Jpn J Surg. 1990 Jul;20(4):453-7. doi: 10.1007/BF02470831.
Extra-abdominal fibromatosis in the neck may occasionally cause serious sequelae when aggressive invasion of the vital structures occurs. However, the principle of wide excision is difficult to apply in some patients because of the important organs surrounding the tumor. We report herein, a woman followed up for 22 years, in whom testolactone showed a definite effect during the course of observation. She first presented, at the age of 52, with a painful tumor in the neck, located behind the right thyroid lobe and fixed to the adjacent structures. Incomplete excision of the tumor was followed by a local recurrence accompanied with recurrent laryngeal nerve palsy and Horner's syndrome on the right side. Prednisolone was administered for 2 1/2 months and external irradiation of 8,000 RAD was given. Enlargement of the recurrent tumor stopped but 2 months later an emergency tracheostomy was required for an airway obstruction. Over the next 3 years, the local findings remained unchanged, but then a painful tumor growth reappeared cephalad which gradually attained a size of 5 cm in diameter, and was fixed to the base. Testolactone 150 to 200 mg was given to the patient daily for 2 months, resulting in marked regression of the tumor. During the last 13 years the patient has been well with the tumor still decreasing in size.
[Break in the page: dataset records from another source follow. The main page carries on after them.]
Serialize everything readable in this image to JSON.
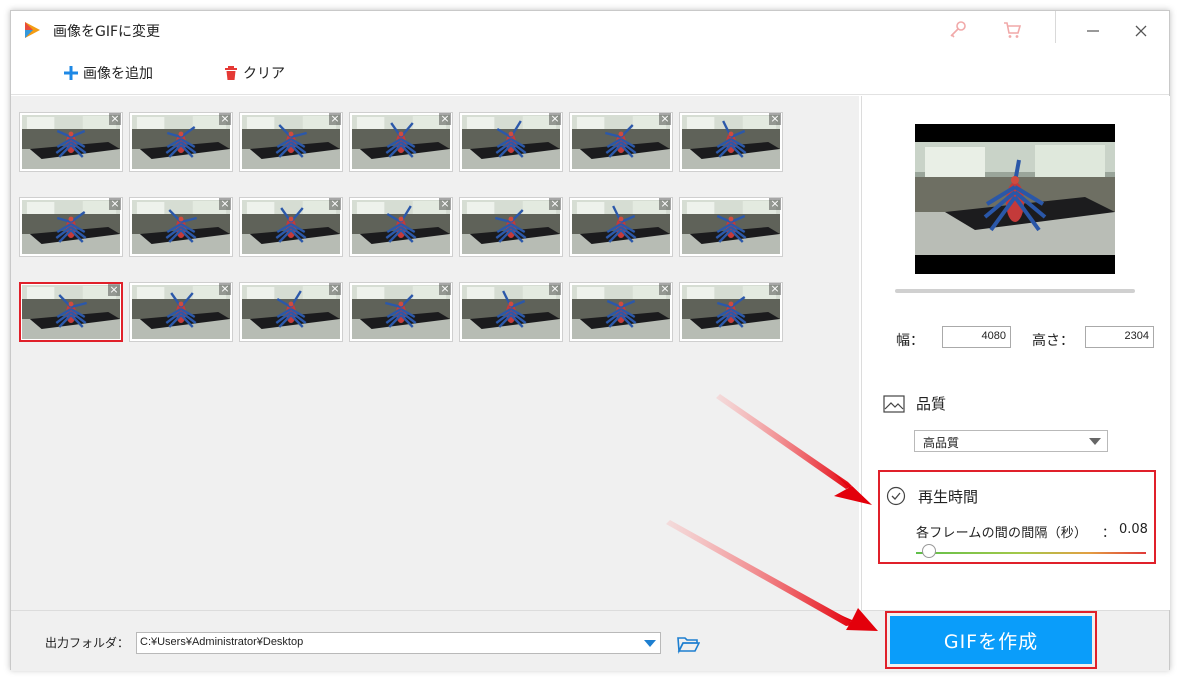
{
  "window": {
    "title": "画像をGIFに変更"
  },
  "toolbar": {
    "add_label": "画像を追加",
    "clear_label": "クリア"
  },
  "thumbnails": {
    "rows": 3,
    "cols": 7,
    "close_glyph": "×",
    "selected_index": 14
  },
  "properties": {
    "width_label": "幅：",
    "width_value": "4080",
    "height_label": "高さ：",
    "height_value": "2304",
    "quality_label": "品質",
    "quality_selected": "高品質",
    "playback_label": "再生時間",
    "interval_label": "各フレームの間の間隔（秒）",
    "interval_separator": "：",
    "interval_value": "0.08"
  },
  "footer": {
    "output_label": "出力フォルダ：",
    "output_path": "C:¥Users¥Administrator¥Desktop",
    "create_label": "GIFを作成"
  },
  "colors": {
    "accent": "#0a9dfa",
    "highlight": "#e0202a",
    "panel": "#f0f0f0"
  },
  "icons": [
    "app-logo-icon",
    "key-icon",
    "cart-icon",
    "minimize-icon",
    "close-icon",
    "plus-icon",
    "trash-icon",
    "image-icon",
    "clock-icon",
    "folder-icon",
    "chevron-down-icon"
  ]
}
颈部腹外纤维瘤病在侵犯重要结构时偶尔会导致严重后果。然而,由于肿瘤周围存在重要器官,广泛切除的原则在一些患者中难以应用。在此,我们报告一名随访22年的女性患者,在观察期间睾丸内酯显示出确切疗效。她52岁时首次就诊,颈部有一个疼痛性肿瘤,位于右甲状腺叶后方,与相邻结构固定。肿瘤不完全切除后出现局部复发,并伴有右侧喉返神经麻痹和霍纳综合征。给予泼尼松龙治疗2个半月,并进行了8000拉德的外照射。复发肿瘤停止增大,但2个月后因气道阻塞需要紧急气管切开术。在接下来的3年里,局部情况保持不变,但随后在头侧再次出现疼痛性肿瘤生长,逐渐长到直径5厘米大小,并与底部固定。给予患者每日150至200毫克睾丸内酯,持续2个月,肿瘤明显缩小。在过去的13年里,患者情况良好,肿瘤仍在逐渐缩小。